Generating ‘like-for-like’ estimates of relative efficacy by controlling for covariates believed to be modifiers of relative treatment effects is not just of clinical interest but is essential for the purposes of reimbursement decisions. Such estimates are used by agencies such as the National Institute for Health and Care Excellence in their appraisal processes when assessing the clinical efficacy in a given disease area . In addition, such values are also used in economic models to evaluate the cost-effectiveness of interventions. A number of such models have been developed in CHB [55–59], of which one  used the results from their unadjusted analysis directly as model inputs. Another  used UVL as a surrogate variable for risk of cirrhosis using information from the REVEAL-HBV study , which quantified the relationship between HBV DNA and the likelihood of being diagnosed with cirrhosis. Overestimation of virologic response would thus correspond to underestimation of the likelihood of cirrhosis, which has been identified as a key driver of cost-effectiveness.

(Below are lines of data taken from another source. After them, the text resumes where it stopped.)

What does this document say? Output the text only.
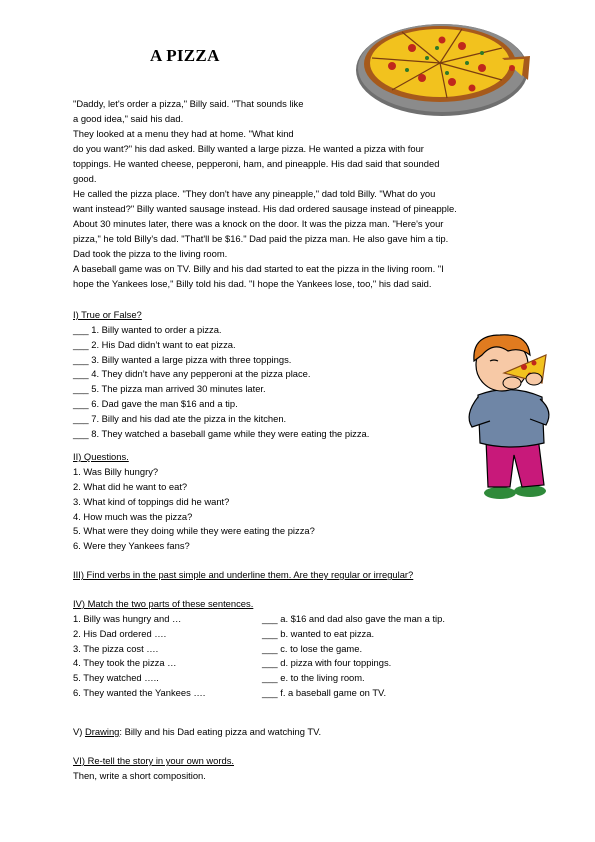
A PIZZA
"Daddy, let's order a pizza," Billy said. "That sounds like
a good idea," said his dad.
They looked at a menu they had at home. "What kind
do you want?" his dad asked. Billy wanted a large pizza. He wanted a pizza with four
toppings. He wanted cheese, pepperoni, ham, and pineapple. His dad said that sounded
good.
He called the pizza place. "They don't have any pineapple," dad told Billy. "What do you
want instead?" Billy wanted sausage instead. His dad ordered sausage instead of pineapple.
About 30 minutes later, there was a knock on the door. It was the pizza man. "Here's your
pizza," he told Billy's dad. "That'll be $16." Dad paid the pizza man. He also gave him a tip.
Dad took the pizza to the living room.
A baseball game was on TV. Billy and his dad started to eat the pizza in the living room. "I
hope the Yankees lose," Billy told his dad. "I hope the Yankees lose, too," his dad said.
I) True or False?
___ 1. Billy wanted to order a pizza.
___ 2. His Dad didn’t want to eat pizza.
___ 3. Billy wanted a large pizza with three toppings.
___ 4. They didn’t have any pepperoni at the pizza place.
___ 5. The pizza man arrived 30 minutes later.
___ 6. Dad gave the man $16 and a tip.
___ 7. Billy and his dad ate the pizza in the kitchen.
___ 8. They watched a baseball game while they were eating the pizza.
II) Questions.
1. Was Billy hungry?
2. What did he want to eat?
3. What kind of toppings did he want?
4. How much was the pizza?
5. What were they doing while they were eating the pizza?
6. Were they Yankees fans?
III) Find verbs in the past simple and underline them. Are they regular or irregular?
IV) Match the two parts of these sentences.
1. Billy was hungry and …
2. His Dad ordered ….
3. The pizza cost ….
4. They took the pizza …
5. They watched …..
6. They wanted the Yankees ….
___ a. $16 and dad also gave the man a tip.
___ b. wanted to eat pizza.
___ c. to lose the game.
___ d. pizza with four toppings.
___ e. to the living room.
___ f. a baseball game on TV.
V) Drawing: Billy and his Dad eating pizza and watching TV.
VI) Re-tell the story in your own words.
Then, write a short composition.
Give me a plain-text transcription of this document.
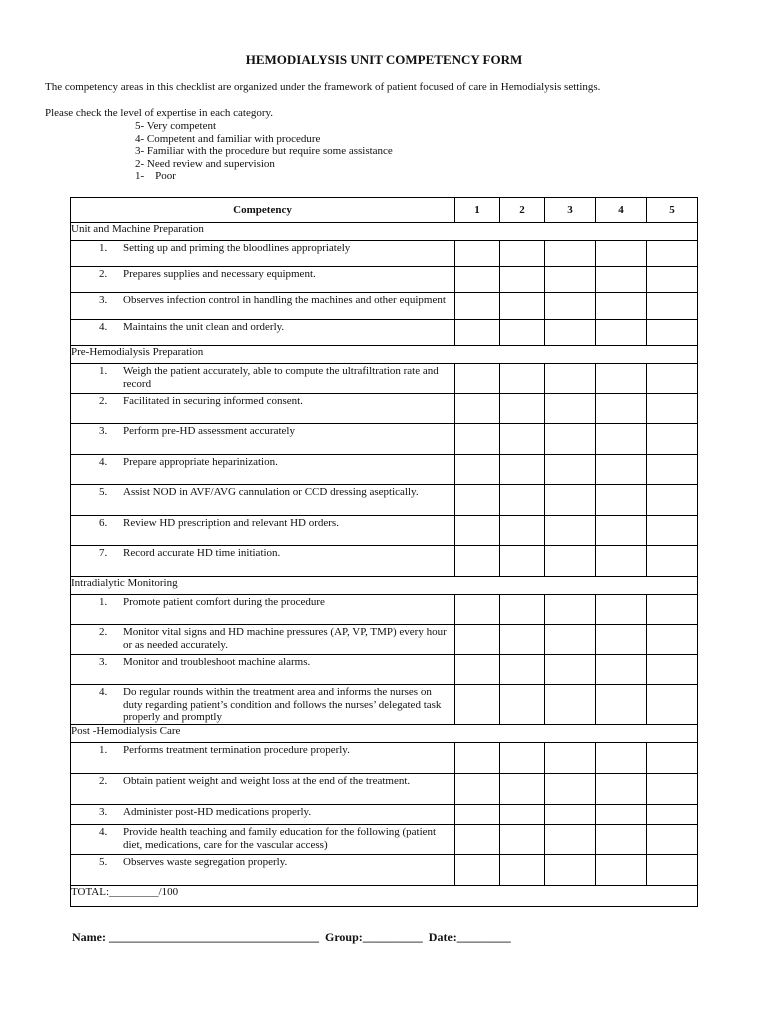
HEMODIALYSIS UNIT COMPETENCY FORM
The competency areas in this checklist are organized under the framework of patient focused of care in Hemodialysis settings.
Please check the level of expertise in each category.
5- Very competent
4- Competent and familiar with procedure
3- Familiar with the procedure but require some assistance
2- Need review and supervision
1-    Poor
Competency	1	2	3	4	5
Unit and Machine Preparation					

1. Setting up and priming the bloodlines appropriately					

2. Prepares supplies and necessary equipment.					

3. Observes infection control in handling the machines and other equipment					

4. Maintains the unit clean and orderly.					

Pre-Hemodialysis Preparation					

1. Weigh the patient accurately, able to compute the ultrafiltration rate and record					

2. Facilitated in securing informed consent.					

3. Perform pre-HD assessment accurately					

4. Prepare appropriate heparinization.					

5. Assist NOD in AVF/AVG cannulation or CCD dressing aseptically.					

6. Review HD prescription and relevant HD orders.					

7. Record accurate HD time initiation.					

Intradialytic Monitoring					

1. Promote patient comfort during the procedure					

2. Monitor vital signs and HD machine pressures (AP, VP, TMP) every hour or as needed accurately.					

3. Monitor and troubleshoot machine alarms.					

4. Do regular rounds within the treatment area and informs the nurses on duty regarding patient’s condition and follows the nurses’ delegated task properly and promptly					

Post -Hemodialysis Care					

1. Performs treatment termination procedure properly.					

2. Obtain patient weight and weight loss at the end of the treatment.					

3. Administer post-HD medications properly.					

4. Provide health teaching and family education for the following (patient diet, medications, care for the vascular access)					

5. Observes waste segregation properly.					

TOTAL:_________/100					
Name: ___________________________________ Group:__________ Date:_________
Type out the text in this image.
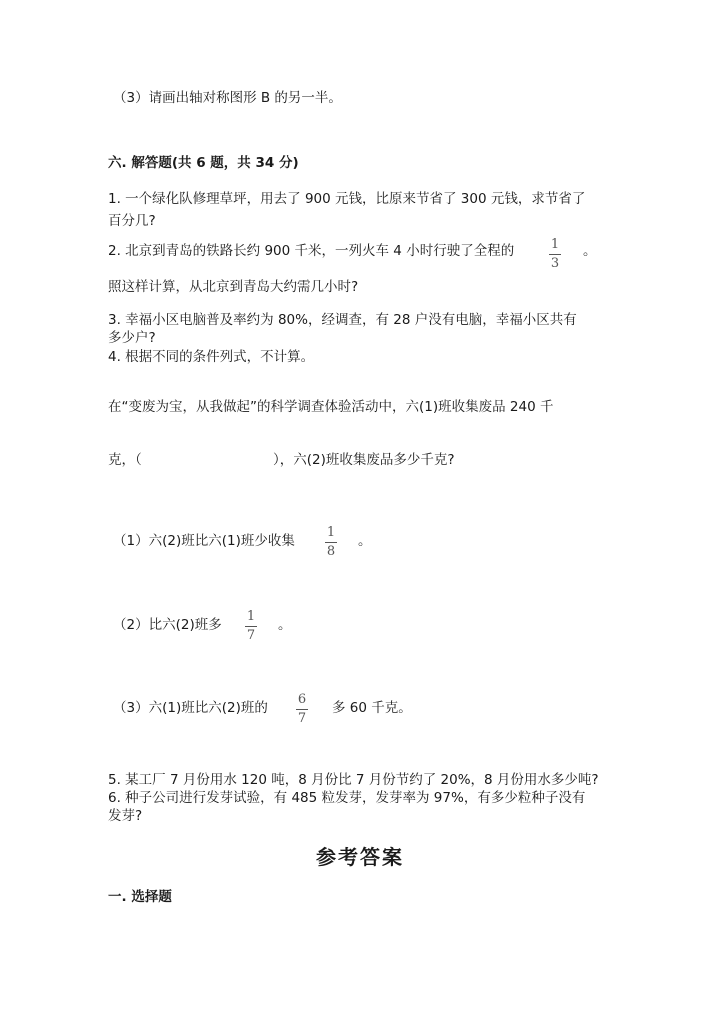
（3）请画出轴对称图形 B 的另一半。
六. 解答题(共 6 题，共 34 分)
1. 一个绿化队修理草坪，用去了 900 元钱，比原来节省了 300 元钱，求节省了
百分几?
2. 北京到青岛的铁路长约 900 千米，一列火车 4 小时行驶了全程的	1
3
。
照这样计算，从北京到青岛大约需几小时?
3. 幸福小区电脑普及率约为 80%，经调查，有 28 户没有电脑，幸福小区共有
多少户?
4. 根据不同的条件列式，不计算。
在“变废为宝，从我做起”的科学调查体验活动中，六(1)班收集废品 240 千
克，（	），六(2)班收集废品多少千克?
（1）六(2)班比六(1)班少收集
1
8
。
（2）比六(2)班多
1
7
。
（3）六(1)班比六(2)班的
6
7
多 60 千克。
5. 某工厂 7 月份用水 120 吨，8 月份比 7 月份节约了 20%，8 月份用水多少吨?
6. 种子公司进行发芽试验，有 485 粒发芽，发芽率为 97%，有多少粒种子没有
发芽?
参考答案
一. 选择题
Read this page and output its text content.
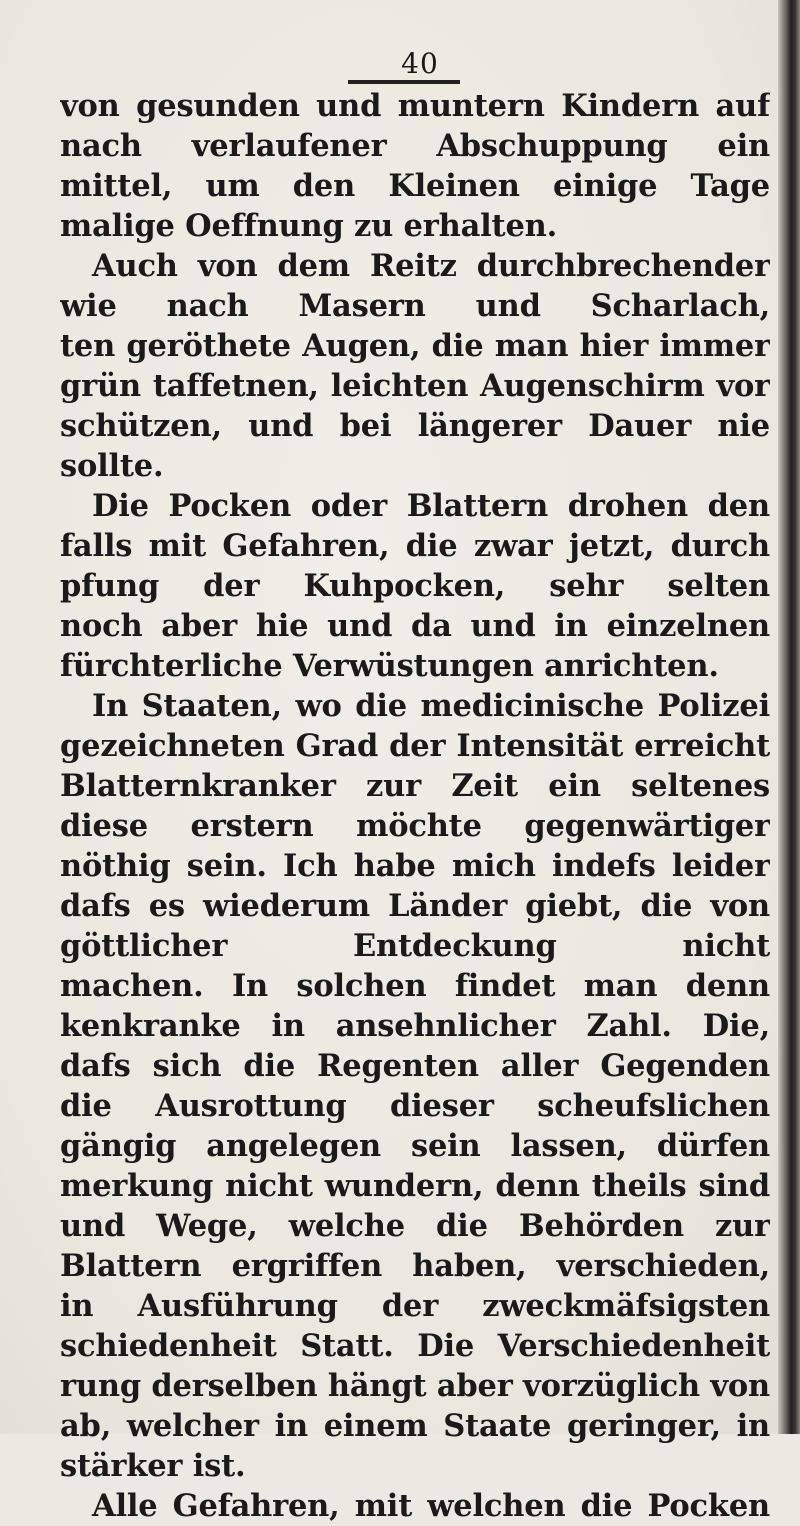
40
von gesunden und muntern Kindern auf
nach verlaufener Abschuppung ein
mittel, um den Kleinen einige Tage
malige Oeffnung zu erhalten.
Auch von dem Reitz durchbrechender
wie nach Masern und Scharlach,
ten geröthete Augen, die man hier immer
grün taffetnen, leichten Augenschirm vor
schützen, und bei längerer Dauer nie
sollte.
Die Pocken oder Blattern drohen den
falls mit Gefahren, die zwar jetzt, durch
pfung der Kuhpocken, sehr selten
noch aber hie und da und in einzelnen
fürchterliche Verwüstungen anrichten.
In Staaten, wo die medicinische Polizei
gezeichneten Grad der Intensität erreicht
Blatternkranker zur Zeit ein seltenes
diese erstern möchte gegenwärtiger
nöthig sein. Ich habe mich indefs leider
dafs es wiederum Länder giebt, die von
göttlicher Entdeckung nicht
machen. In solchen findet man denn
kenkranke in ansehnlicher Zahl. Die,
dafs sich die Regenten aller Gegenden
die Ausrottung dieser scheufslichen
gängig angelegen sein lassen, dürfen
merkung nicht wundern, denn theils sind
und Wege, welche die Behörden zur
Blattern ergriffen haben, verschieden,
in Ausführung der zweckmäfsigsten
schiedenheit Statt. Die Verschiedenheit
rung derselben hängt aber vorzüglich von
ab, welcher in einem Staate geringer, in
stärker ist.
Alle Gefahren, mit welchen die Pocken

Despite the review finding a decent number of studies overall, as can be seen from Figure 2, the presence of a large number of treatment options means that the majority of the branches in the network are informed by the findings of a single study. This increases the uncertainty surrounding all results and means that baseline imbalances in other potential treatment effect modifiers may have influenced the results.
Further work is needed to complement the work contained in this paper in connection with the achievement of UVL at 1 year in order to explore the impact of other potentially clinically relevant covariates on the relative effects of comparators and the probability of achieving UVL. Exploring the impact of other areas of potential heterogeneity (for example, study design, impact of different LLOQ definitions) is also important. In addition, Ali and collagues  identified the time of assessment as a treatment effect modifier in addition to baseline viral load. The studies included in this analysis were very similar in terms of assessment times and so the exclusion of this variable is likely to have had a modest effect. Nonetheless, it would be interesting to replicate the analyses contained in this paper when controlling for these slight differences. Furthermore, expanding this type of analysis to other clinically relevant endpoints is also worthwhile.